I wrote about DDoS attack a few days ago. And, the power of a DDoS attack is directly proportional to the number of Botnets (compromised systems) that attackers have access to. So, it is really necessary that we find out if our devices are controlled by hackers. Also, hackers may have been stealing your private information by making you their slave. In this article, we will talk about what botnet is, why it is dangerous and how to stay safe.
What is a Botnet?
In simple terms, a network of the infected devices is called a botnet. These infected devices can communicate with each other without the knowledge of the device owner. For example, when a malware(virus) infects your computer, the malware can send information about you to other infected computers; and you won’t have a clue. Then, these infected computers, called as “bot”, connect with each other to form a botnet.
Once a botnet is formed, the malware maker (hacker) can remotely control all the devices in the network. Since the device owners won’t know about the activities of their computer (once they are in a botnet), devices in the botnet are sometimes referred as zombie computers.
How is a botnet created?
First of all, an attacker creates or buys exploit kit. Then, with the help of the tools, they infect your computer with a malware. After that, the malware does all the job– the malware starts connecting with other malware on other infected devices by logging to command-and-control (C&C) server. This way, based on the quality and capability of the bot (malware), the bot can create a large or a small botnet. A famous bot these days is Mirai which targets IoT devices.
Why is botnet dangerous?
Because, first of all, anyone with a little computer knowledge can create a botnet in 15 minutes. And, botnets can be used for following malicious activities.
- The master of a botnet can use the network to send millions of spam emails in seconds.
- Botnets are an essential part of making a strong DDoS attack– making websites unavailable by overflooding the website with fake traffic.
- Steal the credentials (username, password) of the infected computer– if your computer is a part of a botnet, your private data is under threat.
- Use the resources of infected devices for Brute-force attacks (for cracking passwords).
Since the botnets are like robot warriors that can spread like a virus, hackers can use if for their deeds and not even get caught. So, we, device owners, must take safety measures to prevent our devices from being infected (if you are not already infected).

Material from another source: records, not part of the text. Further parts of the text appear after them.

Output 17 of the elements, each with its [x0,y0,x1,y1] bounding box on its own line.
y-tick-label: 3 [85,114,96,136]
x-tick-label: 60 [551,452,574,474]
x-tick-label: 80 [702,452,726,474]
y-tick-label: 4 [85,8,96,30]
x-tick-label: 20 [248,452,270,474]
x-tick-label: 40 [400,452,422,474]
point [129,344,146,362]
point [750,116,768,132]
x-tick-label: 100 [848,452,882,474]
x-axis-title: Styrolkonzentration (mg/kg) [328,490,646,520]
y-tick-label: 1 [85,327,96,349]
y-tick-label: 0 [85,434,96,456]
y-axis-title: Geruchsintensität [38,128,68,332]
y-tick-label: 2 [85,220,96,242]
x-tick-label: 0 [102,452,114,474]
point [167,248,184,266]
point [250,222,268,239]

Signs that your computer may be already infected:
- Your computer is becoming slower.
- You get weird error messages on your computer.
- Your computer crashes more often.
- Task Manager shows various unidentified programs running.
- Ads are displayed even when you are not running a browser.
- You see posts that you didn’t post on your social media timeline.
- Your email contacts receive emails from you that you didn’t send.
- You cannot download/run antivirus softwares.
- Your computer’s fan seems to be kicking in even when the system is idle.
How to prevent your computer from being a zombie?
- Always check for services running on your computer using Task Manager. If you see any unwanted or suspicious services that are running, disable them.
- Update your anti-virus regularly (if you are using one).
- Change the password of your router and other devices regularly.
- Some malware can hide from normal anti-virus software, so download and run a rootkit detection tool to be sure.
- Do not download or click pop-ups ads. Ignore them!
- When you are installing a software, be sure to check if other Softwares are also being installed with it.
- Do not open E-mail attachments from unknown sources.
- If you are already infected, it is better to wipe your computer. And then scan your device with anti-virus software.
- Finally, monitor your internet activity using Firewall.